In her WorkSpace Connect post, Munro shared an extreme example of just how out of hand virtual meetings can get. She told of a friend who found himself so overbooked that he would simultaneously need to attend a Microsoft Teams call on his laptop, a Zoom call on his iPad, and another call on his wireless phone. And this wasn’t occasionally, but daily. Nor was this his problem alone, but rather the experience of other managers at his company, as well.
 
Needless to say, he reported not being able to participate effectively in any of these overlapping meetings or to work on assigned tasks with meeting overload, Munro reported.
 
Fortunately, the company has since implemented guidance on how to schedule and conduct meetings. Additionally, the management team has asked employees to use their time more efficiently. Perhaps this came a bit belatedly, but any organization that hasn’t taken time to address meeting overload would be well-advised to do so; burnout is a real concern, as discussed in the WorkSpace Connect post, “Burnout Bust: Making Employee Experience a 2021 Priority.”
 
In her post, Munro shared three tips for helping employees work through the challenge of meeting overload. In a nutshell, they are:
 
  1. Set workday expectations — “Talk with an employee to create a work plan that fits their position and workstyle. By understanding and setting expectations, staff and management can collaborate on meeting company goals and prevent employee burnout,” she advised.

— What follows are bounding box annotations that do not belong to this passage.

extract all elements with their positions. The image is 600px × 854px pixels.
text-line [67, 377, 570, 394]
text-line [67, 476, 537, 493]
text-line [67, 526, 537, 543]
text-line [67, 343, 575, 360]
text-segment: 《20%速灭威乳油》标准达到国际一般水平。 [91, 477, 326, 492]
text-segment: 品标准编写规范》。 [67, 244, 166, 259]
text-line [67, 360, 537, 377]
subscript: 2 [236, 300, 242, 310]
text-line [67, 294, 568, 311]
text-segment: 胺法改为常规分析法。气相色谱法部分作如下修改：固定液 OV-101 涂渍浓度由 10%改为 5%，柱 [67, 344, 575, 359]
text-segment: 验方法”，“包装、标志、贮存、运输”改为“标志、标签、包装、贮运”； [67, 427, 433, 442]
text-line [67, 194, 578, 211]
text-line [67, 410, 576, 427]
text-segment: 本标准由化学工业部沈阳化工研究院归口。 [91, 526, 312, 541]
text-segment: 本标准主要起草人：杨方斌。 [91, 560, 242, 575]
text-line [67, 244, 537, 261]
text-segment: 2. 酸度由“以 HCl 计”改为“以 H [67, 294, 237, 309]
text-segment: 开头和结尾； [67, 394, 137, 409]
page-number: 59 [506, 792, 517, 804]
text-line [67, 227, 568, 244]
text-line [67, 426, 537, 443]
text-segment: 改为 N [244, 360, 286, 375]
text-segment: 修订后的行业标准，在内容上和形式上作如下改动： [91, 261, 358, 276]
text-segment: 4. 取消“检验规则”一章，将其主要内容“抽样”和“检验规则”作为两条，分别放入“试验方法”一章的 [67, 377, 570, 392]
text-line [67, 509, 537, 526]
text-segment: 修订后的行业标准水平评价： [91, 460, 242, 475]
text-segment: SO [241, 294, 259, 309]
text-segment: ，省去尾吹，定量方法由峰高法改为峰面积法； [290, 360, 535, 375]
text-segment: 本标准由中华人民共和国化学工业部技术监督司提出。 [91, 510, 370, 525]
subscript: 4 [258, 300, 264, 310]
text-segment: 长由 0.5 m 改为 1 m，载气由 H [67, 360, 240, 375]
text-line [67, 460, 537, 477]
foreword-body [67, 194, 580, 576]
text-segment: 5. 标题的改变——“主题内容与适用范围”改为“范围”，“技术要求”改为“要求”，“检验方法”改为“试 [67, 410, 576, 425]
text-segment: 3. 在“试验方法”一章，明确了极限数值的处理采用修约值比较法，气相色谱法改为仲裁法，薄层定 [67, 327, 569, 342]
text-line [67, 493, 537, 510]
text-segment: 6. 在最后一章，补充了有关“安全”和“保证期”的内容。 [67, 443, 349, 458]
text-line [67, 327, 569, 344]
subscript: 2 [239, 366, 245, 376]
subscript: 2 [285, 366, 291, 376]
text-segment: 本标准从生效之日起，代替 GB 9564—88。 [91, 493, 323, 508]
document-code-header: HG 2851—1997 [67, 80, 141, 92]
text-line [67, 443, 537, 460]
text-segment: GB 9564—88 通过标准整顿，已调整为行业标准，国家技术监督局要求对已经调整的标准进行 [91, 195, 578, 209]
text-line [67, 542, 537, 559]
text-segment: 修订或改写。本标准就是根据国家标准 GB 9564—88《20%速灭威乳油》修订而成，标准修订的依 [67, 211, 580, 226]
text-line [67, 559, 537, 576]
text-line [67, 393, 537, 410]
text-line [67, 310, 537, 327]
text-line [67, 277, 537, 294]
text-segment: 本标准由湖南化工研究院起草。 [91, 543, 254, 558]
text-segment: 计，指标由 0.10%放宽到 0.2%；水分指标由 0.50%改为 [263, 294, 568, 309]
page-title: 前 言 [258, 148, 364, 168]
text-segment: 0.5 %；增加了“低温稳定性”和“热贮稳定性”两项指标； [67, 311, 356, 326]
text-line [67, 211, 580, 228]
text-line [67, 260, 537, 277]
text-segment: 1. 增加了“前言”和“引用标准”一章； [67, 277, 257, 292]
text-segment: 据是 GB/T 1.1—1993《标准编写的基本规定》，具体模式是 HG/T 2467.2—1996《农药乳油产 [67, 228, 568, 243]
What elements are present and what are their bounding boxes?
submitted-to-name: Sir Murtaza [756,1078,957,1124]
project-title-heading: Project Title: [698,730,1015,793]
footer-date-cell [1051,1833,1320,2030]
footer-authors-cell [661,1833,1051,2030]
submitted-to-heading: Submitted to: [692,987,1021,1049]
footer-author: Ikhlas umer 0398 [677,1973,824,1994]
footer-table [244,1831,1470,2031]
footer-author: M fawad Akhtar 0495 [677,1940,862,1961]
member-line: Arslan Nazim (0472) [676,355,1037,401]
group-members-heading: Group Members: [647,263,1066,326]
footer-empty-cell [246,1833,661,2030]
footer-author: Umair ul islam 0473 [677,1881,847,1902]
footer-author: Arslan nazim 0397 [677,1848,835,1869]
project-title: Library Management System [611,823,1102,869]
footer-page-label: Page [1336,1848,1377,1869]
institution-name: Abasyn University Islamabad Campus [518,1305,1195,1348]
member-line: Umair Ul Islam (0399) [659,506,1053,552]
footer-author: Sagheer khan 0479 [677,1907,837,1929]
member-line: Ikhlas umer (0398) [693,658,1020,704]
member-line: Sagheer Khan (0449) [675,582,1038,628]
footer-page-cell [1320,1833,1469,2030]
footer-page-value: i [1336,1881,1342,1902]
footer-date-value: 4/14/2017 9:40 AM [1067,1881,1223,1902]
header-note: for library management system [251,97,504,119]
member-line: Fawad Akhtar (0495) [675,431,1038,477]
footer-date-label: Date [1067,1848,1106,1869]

  2. Set meeting management guidelines — Meeting hosts need to identify who and how many team members to invite to a meeting, understanding that the greater the number of participants, the more prolonged the decision making is likely to be. “Guide organizers to first consider the goal of the meeting. Is it to report? Negotiate? Collaborate? Get approval? Encourage them to set a specific agenda, set goals for the meeting, and honor each attendee’s time,” Munro suggested.
  3. Take the human toll into account — Virtual meetings can make participants feel somewhat invisible in terms of work expectations vs. home-life expectations that inevitably creep into the workday. “Cutting employees some slack will go a long way in their job satisfaction, loyalty, and initiative in the workplace,” Munro said.
While getting meetings under control doesn’t fall on IT’s shoulders (unless an IT manager is at fault for team meeting overload), IT should have the ability to scoop out meeting metrics and share them with HR and other workforce strategists. These metrics can help understand the impact of remote work and virtual meetings on the employee psyche. Anecdotes like the one Munro share are great, but numbers can show the big picture at a glance.